My class is an elective, which means it is something the students can choose to take but is not a requirement. This generally causes me to have two types of students: those that are genuinely interested in learning coding, and those that want a fun elective that is also relatively easy. The class size has been pretty small so far, with this semester being the largest with eight students.
What Has Worked Well
The curriculum that Apple provides for Intro to App Development with Swift is completely free, which is obviously a good thing. It is easy to follow along with, starting from an absolute beginning standpoint and going from there. This class isn’t just teaching students how to use Xcode, it’s teaching them the Swift programming language and coding concepts along with it. Each lesson has self-guided project files for the students to work through.
What Could Be Better
Overall the curriculum is a great starting point for offering this class – it’s hard to complain about something that is free and easy to use – but there are several ways that I think it falls short.

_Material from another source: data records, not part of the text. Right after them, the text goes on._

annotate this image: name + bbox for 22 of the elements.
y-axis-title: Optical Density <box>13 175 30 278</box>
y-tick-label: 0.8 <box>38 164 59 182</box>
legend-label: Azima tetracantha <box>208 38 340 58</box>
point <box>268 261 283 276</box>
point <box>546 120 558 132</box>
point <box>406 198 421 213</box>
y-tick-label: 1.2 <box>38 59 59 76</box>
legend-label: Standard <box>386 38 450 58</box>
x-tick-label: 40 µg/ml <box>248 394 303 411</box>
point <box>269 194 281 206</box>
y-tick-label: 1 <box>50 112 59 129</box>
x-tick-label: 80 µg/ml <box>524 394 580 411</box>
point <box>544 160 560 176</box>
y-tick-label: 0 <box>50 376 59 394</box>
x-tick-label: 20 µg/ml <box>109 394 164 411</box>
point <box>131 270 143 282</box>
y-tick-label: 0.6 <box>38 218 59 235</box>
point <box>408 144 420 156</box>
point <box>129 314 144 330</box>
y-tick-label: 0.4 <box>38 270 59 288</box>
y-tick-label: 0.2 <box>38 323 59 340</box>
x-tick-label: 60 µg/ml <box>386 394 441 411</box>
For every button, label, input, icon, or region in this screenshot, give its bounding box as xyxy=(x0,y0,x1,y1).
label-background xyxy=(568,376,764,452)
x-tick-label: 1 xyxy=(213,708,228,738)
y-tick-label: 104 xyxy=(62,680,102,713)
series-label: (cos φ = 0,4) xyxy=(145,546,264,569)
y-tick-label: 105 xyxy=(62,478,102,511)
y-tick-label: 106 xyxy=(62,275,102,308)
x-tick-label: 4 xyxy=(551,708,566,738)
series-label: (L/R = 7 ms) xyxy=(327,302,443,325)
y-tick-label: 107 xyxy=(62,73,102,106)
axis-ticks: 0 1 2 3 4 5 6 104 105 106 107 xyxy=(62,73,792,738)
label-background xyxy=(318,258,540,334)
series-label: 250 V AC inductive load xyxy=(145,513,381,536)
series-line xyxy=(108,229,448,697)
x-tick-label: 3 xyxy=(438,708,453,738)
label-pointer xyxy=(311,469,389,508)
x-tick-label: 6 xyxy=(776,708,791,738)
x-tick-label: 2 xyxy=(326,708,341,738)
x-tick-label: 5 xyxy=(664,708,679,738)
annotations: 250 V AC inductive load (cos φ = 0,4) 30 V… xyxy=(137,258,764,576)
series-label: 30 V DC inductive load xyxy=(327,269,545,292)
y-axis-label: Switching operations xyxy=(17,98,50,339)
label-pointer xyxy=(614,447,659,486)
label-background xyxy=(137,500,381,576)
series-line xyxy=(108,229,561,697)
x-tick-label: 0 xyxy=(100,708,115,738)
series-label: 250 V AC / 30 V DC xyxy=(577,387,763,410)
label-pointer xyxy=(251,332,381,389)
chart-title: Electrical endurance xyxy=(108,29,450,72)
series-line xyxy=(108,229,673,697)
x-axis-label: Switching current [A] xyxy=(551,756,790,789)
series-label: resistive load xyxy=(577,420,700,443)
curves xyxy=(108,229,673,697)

I appreciate that it starts with no programming experience required – very few of my students have any coding experience whatsoever – however, I feel like the beginning of the book stretches itself out too far. It could be condensed which would keep the students’ attention better.
The book also seems geared toward a self-guided approach. I really think you could download the book on your own and go through the whole thing without a teacher at all. Which would be nice if that’s what you want, but for a high school class it left my students wanting more. On the days that I would deviate from the book and try to do some sort of project together as a class, they were much more interested and engaged.
I plan to take the curriculum as a jumping off point and really make the class my own going forward. I may not even use the provided book. If I had an infinite amount of time, I would write my own, but realistically that probably won’t happen. However, I can write my own lessons that are more group focused rather than self guided.
I also plan to increase the pace of learning Swift. My plan will be to spend the first half of the semester focused on learning the major concepts of Swift, and then spend the second half of the semester making an app as a class from nothing. Maybe we can even come up with the concept for the app as a class.
I’m very grateful for the curriculum that Apple offers. Without it, my class may never have happened. But I’m excited to make the class my own going forward and see it continue to improve in the years to come.